Last year, the Asian longhorned tick was identified in New York State for the first time, being found in several locations in New York City, Long Island, and the Lower Hudson Valley. While this tick has transmitted disease to humans in other parts of the world, more research is needed to determine whether this can occur in the United States. The Department has tested more than 300 of these ticks and have not found disease-causing agents. Regardless, New Yorkers should continue to take measures to protect themselves, their children and their pets against all ticks and tick-borne diseases that are present in New York State.

The longhorned tick is also a concern for the New York's agricultural industry and may pose a threat to livestock. Farmers should continue to work with their veterinarians to check their animals, particularly cattle, sheep and horses, for exposure to ticks and to ensure their parasite control plans are up to date and working. Symptoms of tick-borne disease in cattle include fever, lack of appetite, dehydration, weakness and labored breathing.
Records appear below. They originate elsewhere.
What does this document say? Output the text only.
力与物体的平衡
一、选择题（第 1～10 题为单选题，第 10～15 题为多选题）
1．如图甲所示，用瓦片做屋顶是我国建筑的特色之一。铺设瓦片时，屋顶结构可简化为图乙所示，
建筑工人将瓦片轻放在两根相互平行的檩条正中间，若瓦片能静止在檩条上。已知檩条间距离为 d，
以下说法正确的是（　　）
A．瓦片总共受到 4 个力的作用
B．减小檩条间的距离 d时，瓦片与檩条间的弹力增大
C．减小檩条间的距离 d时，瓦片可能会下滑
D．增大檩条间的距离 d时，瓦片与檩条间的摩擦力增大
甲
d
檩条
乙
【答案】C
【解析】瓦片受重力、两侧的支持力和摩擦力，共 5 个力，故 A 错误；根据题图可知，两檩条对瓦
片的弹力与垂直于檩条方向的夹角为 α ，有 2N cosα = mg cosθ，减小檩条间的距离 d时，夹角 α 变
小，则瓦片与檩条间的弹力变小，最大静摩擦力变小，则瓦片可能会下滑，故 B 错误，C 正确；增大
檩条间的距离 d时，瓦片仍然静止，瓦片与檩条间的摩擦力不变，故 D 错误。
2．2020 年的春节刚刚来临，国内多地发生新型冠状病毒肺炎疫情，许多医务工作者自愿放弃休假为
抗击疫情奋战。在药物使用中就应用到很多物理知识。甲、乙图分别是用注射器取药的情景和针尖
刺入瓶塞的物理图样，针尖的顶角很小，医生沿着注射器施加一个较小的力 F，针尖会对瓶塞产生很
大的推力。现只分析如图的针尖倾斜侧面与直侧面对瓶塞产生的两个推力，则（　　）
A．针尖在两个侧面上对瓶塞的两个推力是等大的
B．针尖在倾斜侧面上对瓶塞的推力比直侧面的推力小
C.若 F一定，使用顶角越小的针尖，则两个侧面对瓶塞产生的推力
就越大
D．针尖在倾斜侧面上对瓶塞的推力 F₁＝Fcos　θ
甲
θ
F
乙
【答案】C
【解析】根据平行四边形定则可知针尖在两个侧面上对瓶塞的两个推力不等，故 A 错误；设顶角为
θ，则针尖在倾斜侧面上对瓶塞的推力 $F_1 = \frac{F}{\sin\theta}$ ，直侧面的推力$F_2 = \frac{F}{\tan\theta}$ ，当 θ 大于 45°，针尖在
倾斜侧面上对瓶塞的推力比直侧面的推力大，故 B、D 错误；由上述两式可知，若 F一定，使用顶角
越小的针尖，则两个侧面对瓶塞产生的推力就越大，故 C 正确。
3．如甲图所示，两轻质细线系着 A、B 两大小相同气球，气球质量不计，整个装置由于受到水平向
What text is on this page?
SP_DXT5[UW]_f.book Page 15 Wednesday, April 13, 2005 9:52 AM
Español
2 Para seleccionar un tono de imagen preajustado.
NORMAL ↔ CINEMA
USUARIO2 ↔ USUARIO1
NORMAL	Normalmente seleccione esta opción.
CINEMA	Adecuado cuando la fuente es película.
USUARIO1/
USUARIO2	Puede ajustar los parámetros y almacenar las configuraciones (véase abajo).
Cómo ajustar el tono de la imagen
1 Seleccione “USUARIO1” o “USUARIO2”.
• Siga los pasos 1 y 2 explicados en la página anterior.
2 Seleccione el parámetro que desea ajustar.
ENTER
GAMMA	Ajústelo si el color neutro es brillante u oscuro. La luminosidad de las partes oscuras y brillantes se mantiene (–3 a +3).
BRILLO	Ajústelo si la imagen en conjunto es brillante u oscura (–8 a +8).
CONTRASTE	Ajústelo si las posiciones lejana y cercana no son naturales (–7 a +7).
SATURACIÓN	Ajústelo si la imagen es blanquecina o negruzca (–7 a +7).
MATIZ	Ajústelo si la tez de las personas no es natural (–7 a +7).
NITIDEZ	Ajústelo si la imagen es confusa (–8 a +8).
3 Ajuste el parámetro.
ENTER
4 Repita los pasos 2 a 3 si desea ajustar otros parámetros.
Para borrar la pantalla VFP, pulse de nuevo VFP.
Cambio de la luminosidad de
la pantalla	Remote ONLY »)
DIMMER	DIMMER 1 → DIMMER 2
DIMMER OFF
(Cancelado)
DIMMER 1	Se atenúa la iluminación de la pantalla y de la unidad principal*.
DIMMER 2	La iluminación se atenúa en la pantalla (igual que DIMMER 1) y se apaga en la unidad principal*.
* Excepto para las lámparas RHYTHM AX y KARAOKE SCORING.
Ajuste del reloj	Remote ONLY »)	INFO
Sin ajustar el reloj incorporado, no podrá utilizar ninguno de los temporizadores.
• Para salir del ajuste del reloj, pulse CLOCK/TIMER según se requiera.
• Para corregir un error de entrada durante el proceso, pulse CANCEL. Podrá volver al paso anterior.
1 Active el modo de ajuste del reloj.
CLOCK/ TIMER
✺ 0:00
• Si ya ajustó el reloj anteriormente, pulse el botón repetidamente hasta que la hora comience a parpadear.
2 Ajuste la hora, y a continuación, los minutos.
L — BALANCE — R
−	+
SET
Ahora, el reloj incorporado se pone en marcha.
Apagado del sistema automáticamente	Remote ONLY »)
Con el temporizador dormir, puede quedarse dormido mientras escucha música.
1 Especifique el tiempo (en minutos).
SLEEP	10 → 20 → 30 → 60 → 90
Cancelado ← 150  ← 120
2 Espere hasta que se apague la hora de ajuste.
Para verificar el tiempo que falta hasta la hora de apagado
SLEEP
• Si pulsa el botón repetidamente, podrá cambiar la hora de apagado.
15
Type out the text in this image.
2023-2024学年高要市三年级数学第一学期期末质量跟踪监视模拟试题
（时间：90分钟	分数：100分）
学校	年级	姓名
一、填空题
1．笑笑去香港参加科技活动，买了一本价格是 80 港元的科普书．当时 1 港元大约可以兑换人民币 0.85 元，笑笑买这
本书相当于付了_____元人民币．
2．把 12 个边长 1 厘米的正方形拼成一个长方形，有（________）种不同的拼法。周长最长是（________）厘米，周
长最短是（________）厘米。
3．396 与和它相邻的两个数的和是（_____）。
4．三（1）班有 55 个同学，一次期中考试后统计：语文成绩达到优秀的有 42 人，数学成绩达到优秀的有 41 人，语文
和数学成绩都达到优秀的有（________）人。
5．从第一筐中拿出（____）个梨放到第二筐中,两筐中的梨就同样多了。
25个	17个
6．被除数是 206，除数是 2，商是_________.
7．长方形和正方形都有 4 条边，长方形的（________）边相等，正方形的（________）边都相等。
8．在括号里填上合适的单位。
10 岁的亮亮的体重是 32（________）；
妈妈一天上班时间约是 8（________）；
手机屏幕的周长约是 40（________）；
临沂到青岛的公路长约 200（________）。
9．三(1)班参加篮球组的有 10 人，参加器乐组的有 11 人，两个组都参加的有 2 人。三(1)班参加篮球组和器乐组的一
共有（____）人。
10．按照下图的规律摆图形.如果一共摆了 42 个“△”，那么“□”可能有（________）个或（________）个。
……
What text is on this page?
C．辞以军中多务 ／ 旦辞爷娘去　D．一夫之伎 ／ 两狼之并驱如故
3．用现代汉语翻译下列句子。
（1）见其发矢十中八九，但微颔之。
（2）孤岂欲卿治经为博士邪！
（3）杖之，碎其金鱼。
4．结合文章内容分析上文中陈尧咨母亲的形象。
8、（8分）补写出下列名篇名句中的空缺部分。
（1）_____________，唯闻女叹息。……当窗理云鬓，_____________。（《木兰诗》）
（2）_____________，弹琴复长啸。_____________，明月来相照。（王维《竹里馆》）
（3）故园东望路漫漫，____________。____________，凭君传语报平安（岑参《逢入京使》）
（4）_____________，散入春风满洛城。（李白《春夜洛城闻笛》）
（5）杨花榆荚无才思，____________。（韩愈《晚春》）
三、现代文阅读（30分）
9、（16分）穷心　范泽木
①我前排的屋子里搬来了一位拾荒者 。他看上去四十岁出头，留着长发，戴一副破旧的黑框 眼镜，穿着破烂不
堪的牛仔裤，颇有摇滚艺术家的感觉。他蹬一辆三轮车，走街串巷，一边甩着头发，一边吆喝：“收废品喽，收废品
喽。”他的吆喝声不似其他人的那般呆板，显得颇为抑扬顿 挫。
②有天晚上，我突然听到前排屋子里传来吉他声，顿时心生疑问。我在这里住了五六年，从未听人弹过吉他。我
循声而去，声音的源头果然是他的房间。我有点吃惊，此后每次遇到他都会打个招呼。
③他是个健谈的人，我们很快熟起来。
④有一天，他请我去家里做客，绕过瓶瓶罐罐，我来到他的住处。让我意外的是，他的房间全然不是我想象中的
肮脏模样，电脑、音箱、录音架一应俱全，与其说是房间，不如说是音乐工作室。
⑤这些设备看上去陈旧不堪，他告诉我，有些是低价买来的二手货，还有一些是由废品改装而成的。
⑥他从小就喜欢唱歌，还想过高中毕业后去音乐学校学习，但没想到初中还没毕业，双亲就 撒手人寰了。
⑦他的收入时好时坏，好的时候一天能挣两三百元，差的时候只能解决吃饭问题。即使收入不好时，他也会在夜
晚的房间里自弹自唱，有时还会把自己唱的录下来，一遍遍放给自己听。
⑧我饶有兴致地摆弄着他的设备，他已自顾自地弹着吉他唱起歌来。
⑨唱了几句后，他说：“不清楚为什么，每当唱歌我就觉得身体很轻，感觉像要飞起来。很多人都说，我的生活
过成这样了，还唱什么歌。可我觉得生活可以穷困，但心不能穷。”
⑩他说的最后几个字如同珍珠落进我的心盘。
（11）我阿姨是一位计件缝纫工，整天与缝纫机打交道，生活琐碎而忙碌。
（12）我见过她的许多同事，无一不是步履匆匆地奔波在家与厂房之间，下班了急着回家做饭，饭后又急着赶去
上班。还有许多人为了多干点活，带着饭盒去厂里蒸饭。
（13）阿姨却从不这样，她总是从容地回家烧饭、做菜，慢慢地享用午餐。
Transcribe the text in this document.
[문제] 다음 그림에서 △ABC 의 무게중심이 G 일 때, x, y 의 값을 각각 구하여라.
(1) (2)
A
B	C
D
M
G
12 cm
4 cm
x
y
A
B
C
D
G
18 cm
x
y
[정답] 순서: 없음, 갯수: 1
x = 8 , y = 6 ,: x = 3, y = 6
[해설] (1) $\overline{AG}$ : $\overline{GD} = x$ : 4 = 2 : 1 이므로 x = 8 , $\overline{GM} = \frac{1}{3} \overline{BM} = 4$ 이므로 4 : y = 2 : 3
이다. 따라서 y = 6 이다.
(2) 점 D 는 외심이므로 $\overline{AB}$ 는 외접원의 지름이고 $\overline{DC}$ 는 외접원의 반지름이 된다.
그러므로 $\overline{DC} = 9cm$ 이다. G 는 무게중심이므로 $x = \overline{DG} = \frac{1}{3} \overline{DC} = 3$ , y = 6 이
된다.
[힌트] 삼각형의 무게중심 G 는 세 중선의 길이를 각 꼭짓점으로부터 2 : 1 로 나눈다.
The Department of Health and its partners routinely collect and analyze ticks from across the state to better understand the tick population, tick behavior and regional trends in diseases carried by ticks. Current and retrospective tick collection and testing results are publicly available on the Department's Health Data NY website.

In 2018 the New York State Office of Parks, Recreation, and Historic Preservation developed and instituted an Integrated Tick Management Program to increase public awareness of ticks and tick-borne diseases and reduce the number of human/tick interactions in high-use areas of state parks and historic sites. This program provides information and guidelines and procedures necessary to reduce the risk of tick-borne diseases to park patrons and staff.

The actions taken in individual parks varied based on the potential risk of tick-borne disease and focused on public education, habitat management, and the limited use of eco-friendly tick control treatments in high-use areas. Specific actions taken include:

  • Distributed approximately 1,000 tick warning signs provided by NYS Department of Health to parks and historic sites across the state;
  • Removed overhanging vegetation from high-use trails and their associated trailheads;
  • Expanded the use of four-poster bait stations in parks on Long Island; and
  • Worked with NYS DEC to deploy four-poster bait stations on State land on Staten Island (DEC and Park lands).